Beacon: Tell us about your book, "Learn the Art of Bird Photography."
Boyer: It's for beginners to intermediates. It's for beginners just getting started, and it's for birders who want to take better pictures of birds. Most people who do bird photography are self-taught; they don't go to school for it. So this kind of fills in some of the gaps that they might have.
Beacon: What kind of camera gear do you use?
Boyer: I just switched to an Olympus OM-D E-MIX. It's their top of the line, their professional high-end camera. I use that along with a 300 millimeter f/4 lens.
Beacon: You have a lot of YouTube videos on your website. Photography and speaker appearances are your full-time jobs. How did you get into your career? You mention on your website that you were actually working in the corporate world for awhile.
Boyer: I've been a photographer since high school, and a birder since college. The two things combined in 2000. At about that time, I was working in the corporate world and I had enough discretionary income that I could buy the camera gear. And at that time film that was the most expensive part back then.
I lived at Bellingham, and was transferred to Seattle one day. I didn't know anybody in Seattle. So one day I'm reading the newspaper and there's some people at Ocean Shores sitting on the beach with lawn chairs and there's some shorebirds in front of them. I looked at a map and saw I could be there in two and a half hours.
So at 10:30 that morning I was literally on the beach looking for shorebirds. That's how it started.
Beacon: What is the appeal of bird photography for you?
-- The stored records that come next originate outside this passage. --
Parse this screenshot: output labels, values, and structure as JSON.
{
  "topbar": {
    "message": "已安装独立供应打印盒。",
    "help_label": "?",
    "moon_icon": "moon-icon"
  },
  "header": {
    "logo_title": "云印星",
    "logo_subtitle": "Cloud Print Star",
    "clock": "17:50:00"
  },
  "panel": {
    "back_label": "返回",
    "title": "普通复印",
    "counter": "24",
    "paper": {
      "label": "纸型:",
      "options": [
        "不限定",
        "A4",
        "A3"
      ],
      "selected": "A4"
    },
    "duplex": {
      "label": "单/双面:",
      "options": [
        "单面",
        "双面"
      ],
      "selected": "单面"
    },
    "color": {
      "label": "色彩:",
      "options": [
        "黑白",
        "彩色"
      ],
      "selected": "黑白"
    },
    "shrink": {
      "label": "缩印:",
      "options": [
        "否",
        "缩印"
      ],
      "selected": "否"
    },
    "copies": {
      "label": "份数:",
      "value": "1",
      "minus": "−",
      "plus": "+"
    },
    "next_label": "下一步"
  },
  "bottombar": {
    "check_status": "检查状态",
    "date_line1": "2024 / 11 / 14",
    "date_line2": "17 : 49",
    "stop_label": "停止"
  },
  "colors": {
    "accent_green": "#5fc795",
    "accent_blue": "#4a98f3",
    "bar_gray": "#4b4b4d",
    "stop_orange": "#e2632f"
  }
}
Boyer: I like to challenge myself, and bird photography is one of the hardest things to do in photography. I only take pictures of wild birds for the most part, and you can't control them. You're at the mercy of the weather, the wind, the light. I'm constantly trying to figure out how to get all of those things together at one point.
Beacon: Any tips for wannabe bird photogs?
Boyer: The number one thing to do is to go out in the first hour after the sun's up. Two things happen then. One is birds are most active because they've been fasting all night. It's breakfast, right? The second thing is if it's a sunny day, the light is low on the horizon and it's a beautiful soft, buttery, warm light in the early morning hours, or the golden hour, as it's sometimes called.
Another thing is to get a sharp picture. Don't worry about how close you are to a bird. If you get a sharp picture and the bird is a little small in the picture frame, that's OK because you can crop it later on. So good light, sharp image.
And even if you're just using an iPhone or a bridge camera (like a Canon T6 or a Canon Rebel) you can get great photos. You don't have to have the high-end gear to take pictures of birds.